Satellite data are useful for identifying and tracking ash plumes from volcanic eruptions. The use of NRT satellite data for monitoring volcanic plumes is undergoing further developments to enable quantitative retrievals to be produced, which should enable a global capability for volcanic ash monitoring to be introduced.
Agro-climatic monitoring programs and global food security risks are monitored using NRT satellite data including the U.S. Agency for International Development (USAID) Famine Early Warning Systems Network (FEWS NET) and GEOGLAM.

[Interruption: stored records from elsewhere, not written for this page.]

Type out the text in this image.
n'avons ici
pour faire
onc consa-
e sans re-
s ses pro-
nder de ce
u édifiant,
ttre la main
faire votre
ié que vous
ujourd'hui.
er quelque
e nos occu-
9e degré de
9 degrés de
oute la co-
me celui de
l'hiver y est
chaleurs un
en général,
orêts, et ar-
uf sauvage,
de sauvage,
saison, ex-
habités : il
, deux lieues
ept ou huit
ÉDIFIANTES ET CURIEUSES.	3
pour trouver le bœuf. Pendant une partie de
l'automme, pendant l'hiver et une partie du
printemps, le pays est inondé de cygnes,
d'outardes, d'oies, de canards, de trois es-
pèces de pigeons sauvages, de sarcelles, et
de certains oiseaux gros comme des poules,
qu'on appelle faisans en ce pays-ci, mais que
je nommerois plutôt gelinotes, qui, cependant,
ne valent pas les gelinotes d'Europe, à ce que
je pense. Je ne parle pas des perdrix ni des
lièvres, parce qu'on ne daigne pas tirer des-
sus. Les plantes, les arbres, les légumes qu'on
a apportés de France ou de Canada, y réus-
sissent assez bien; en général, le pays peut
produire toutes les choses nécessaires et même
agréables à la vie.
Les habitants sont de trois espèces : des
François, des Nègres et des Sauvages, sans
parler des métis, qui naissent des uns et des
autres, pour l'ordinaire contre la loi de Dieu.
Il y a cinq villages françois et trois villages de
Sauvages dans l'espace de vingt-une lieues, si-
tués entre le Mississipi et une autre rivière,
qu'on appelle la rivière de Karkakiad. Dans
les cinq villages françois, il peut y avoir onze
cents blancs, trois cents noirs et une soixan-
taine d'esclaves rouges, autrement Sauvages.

Dust storms can have an impact on human health, weather patterns as well as cause disruption through flight delays and the closure of highways. Data from LANCE are used to monitor and predict dust storms. This information is used by agencies within the Department of Defense to improve resource allocation in remote areas and help promote aircraft safety.
Ultra Real-Time (URT), Real-Time (RT), NRT satellite data and imagery enable people on the ground, including those responsible for mobilizing fire-fighting resources around the world, detailed information about the locations of fires. URT, RT and NRT MODIS, VIIRS and Landsat active fire/hotspot data are available in easy to use formats through the Fire Information for Resource Management System (FIRMS).
MODIS data are used to revise or confirm 24-hour forecasts related to weather systems approaching the land from the oceans, which in turn gives confidence for flood warnings. Satellite images are also useful in providing everyone with the same 'big picture' of severe storms.
In the polar regions, NRT satellite imagery provided by LANCE are routinely, in combination with other data, are used to provide up-to-date information on sea ice conditions to ships and research vessels.
True color imagery and satellite-derived aerosol and carbon monoxide products are frequently used to track the source, duration and transport of smoke plumes across large areas. Smoke from large wildfires to be lofted high enough into the atmosphere that winds push plumes long distances; a process that can often be tracked in near-real time using data from LANCE.
Normalized Difference Vegetation Index (NDVI) images produced from LANCE data are used to monitor vegetation and crop condition. Groups such as the United Nations (UN) Food and Agriculture Organization (FAO) Desert Locust Information Service flag anomalies in vegetation.